Question

If ${\cot ^{ - 1}}\alpha + {\cot ^{ - 1}}\beta = {\cot ^{ - 1}}x$, then the value of x is:
(A) $\alpha + \beta$
(B) $\alpha - \beta$
(C) $\dfrac{{1 + \alpha \beta }}{{\alpha + \beta }}$
(D) $\dfrac{{\alpha \beta - 1}}{{\alpha + \beta }}$

Answer 1

Hint : In the given question, we are provided with an equation involving the inverse trigonometric functions such as cotangent inverse function and we have to find the value of x. First, we take cotangent on both sides of the equation and then simplify the equation to find the value of variable x.

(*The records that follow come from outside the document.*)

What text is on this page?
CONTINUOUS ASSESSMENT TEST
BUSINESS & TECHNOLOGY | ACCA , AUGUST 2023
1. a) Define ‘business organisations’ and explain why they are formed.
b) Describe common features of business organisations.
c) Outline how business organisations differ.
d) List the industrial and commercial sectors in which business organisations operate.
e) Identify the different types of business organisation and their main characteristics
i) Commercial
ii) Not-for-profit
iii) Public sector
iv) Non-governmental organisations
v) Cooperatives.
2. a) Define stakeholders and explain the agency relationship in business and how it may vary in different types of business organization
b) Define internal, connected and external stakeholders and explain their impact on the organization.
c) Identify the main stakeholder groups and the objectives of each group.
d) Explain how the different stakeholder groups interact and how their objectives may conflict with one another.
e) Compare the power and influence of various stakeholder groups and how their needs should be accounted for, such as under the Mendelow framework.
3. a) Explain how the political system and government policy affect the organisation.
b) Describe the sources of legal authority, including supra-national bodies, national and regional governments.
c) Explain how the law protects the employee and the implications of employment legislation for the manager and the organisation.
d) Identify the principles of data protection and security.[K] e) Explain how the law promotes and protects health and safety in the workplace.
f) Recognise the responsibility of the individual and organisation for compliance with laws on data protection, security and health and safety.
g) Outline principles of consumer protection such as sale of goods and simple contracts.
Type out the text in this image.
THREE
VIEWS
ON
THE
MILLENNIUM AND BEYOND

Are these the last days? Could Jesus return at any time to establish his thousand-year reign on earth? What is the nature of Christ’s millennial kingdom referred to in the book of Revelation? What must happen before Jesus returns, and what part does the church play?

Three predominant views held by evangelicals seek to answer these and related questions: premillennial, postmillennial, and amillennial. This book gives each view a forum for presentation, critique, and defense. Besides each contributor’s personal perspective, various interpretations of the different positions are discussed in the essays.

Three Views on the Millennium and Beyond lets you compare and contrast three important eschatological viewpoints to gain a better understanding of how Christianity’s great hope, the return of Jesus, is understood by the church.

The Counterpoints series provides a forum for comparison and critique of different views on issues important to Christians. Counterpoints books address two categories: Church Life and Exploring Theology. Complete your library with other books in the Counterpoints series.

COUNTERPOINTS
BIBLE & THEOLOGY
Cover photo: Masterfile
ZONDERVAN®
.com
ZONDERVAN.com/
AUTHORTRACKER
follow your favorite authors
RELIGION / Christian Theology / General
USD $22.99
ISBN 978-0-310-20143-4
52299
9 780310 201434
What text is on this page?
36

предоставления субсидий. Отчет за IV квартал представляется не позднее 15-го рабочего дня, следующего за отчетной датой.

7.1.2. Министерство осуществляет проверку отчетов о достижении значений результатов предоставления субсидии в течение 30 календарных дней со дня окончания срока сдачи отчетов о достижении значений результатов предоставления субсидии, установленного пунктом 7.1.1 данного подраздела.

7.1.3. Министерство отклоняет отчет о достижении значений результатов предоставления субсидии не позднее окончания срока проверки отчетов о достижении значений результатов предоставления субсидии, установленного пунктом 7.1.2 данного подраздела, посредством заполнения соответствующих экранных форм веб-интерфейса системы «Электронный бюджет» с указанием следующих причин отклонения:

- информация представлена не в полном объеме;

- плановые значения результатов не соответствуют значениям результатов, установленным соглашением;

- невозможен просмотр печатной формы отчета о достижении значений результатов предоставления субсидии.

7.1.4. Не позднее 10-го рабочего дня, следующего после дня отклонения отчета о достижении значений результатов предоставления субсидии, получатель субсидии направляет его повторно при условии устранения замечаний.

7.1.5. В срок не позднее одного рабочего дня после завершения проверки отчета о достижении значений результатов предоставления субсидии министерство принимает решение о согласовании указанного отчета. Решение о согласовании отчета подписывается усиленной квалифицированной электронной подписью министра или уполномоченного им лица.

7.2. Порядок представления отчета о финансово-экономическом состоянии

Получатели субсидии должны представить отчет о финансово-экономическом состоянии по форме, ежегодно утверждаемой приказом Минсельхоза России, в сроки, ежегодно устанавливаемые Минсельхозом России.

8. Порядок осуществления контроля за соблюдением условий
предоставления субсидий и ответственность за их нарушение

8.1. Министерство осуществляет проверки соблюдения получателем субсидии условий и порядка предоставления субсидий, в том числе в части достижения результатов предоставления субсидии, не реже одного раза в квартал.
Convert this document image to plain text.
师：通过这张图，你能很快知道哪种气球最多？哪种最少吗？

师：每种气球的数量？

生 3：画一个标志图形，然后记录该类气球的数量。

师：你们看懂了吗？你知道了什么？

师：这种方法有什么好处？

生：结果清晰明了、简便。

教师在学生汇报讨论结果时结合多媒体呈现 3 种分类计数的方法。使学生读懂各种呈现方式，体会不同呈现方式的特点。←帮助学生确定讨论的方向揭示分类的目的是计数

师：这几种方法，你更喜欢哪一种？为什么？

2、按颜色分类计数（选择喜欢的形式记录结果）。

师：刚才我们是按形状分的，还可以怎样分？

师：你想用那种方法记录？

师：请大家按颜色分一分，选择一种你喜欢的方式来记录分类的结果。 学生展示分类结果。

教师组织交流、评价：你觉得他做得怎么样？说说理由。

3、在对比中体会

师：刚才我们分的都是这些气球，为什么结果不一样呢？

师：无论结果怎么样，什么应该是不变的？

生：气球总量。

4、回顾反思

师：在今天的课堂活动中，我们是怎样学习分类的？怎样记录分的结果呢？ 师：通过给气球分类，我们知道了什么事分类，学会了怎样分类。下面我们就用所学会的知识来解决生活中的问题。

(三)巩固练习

We will use the compound angle formula $\cot \left( {A + B} \right) = \dfrac{{\cot A\cot B - 1}}{{\cot A + \cot B}}$. Basic algebraic rules and trigonometric identities are to be kept in mind while simplifying the given problem and proving the result given to us.

Complete step-by-step answer :
So, we have, ${\cot ^{ - 1}}\alpha + {\cot ^{ - 1}}\beta = {\cot ^{ - 1}}x$.
Taking cotangent on both the sides of equation, we get,
$\Rightarrow \cot \left( {{{\cot }^{ - 1}}\alpha + {{\cot }^{ - 1}}\beta } \right) = \cot \left( {{{\cot }^{ - 1}}x} \right)$
Now, we know that the value of the expression $\cot \left( {{{\cot }^{ - 1}}x} \right) = x$. So, we get,
$\Rightarrow \cot \left( {{{\cot }^{ - 1}}\alpha + {{\cot }^{ - 1}}\beta } \right) = x$
Now, we use the trigonometric compound formula for cotangent $\cot \left( {A + B} \right) = \dfrac{{\cot A\cot B - 1}}{{\cot A + \cot B}}$. So, we get,
$\Rightarrow \dfrac{{\cot \left( {{{\cot }^{ - 1}}\alpha } \right) \times \cot \left( {{{\cot }^{ - 1}}\beta } \right) - 1}}{{\cot \left( {{{\cot }^{ - 1}}\alpha } \right) + \cot \left( {{{\cot }^{ - 1}}\beta } \right)}} = x$
Again using the formula $\cot \left( {{{\cot }^{ - 1}}x} \right) = x$ and simplifying the equation, we get,
$\Rightarrow \dfrac{{\alpha \times \beta - 1}}{{\alpha + \beta }} = x$
Changing the sides of equation and simplifying further, we get,
$\Rightarrow x = \dfrac{{\alpha \beta - 1}}{{\alpha + \beta }}$
So, the value of x is $\dfrac{{\alpha \beta - 1}}{{\alpha + \beta }}$.
So, the correct answer is “Option (D)”.

Note : For solving such problems, trigonometric formulae should be remembered by heart. Besides these simple trigonometric formulae, trigonometric identities are also of significant use in such type of questions where we have to simplify trigonometric expressions with help of basic knowledge of algebraic rules and operations. We must remember the compound angle formula of cotangent function in order to solve the problem. One must take care while handling the calculations.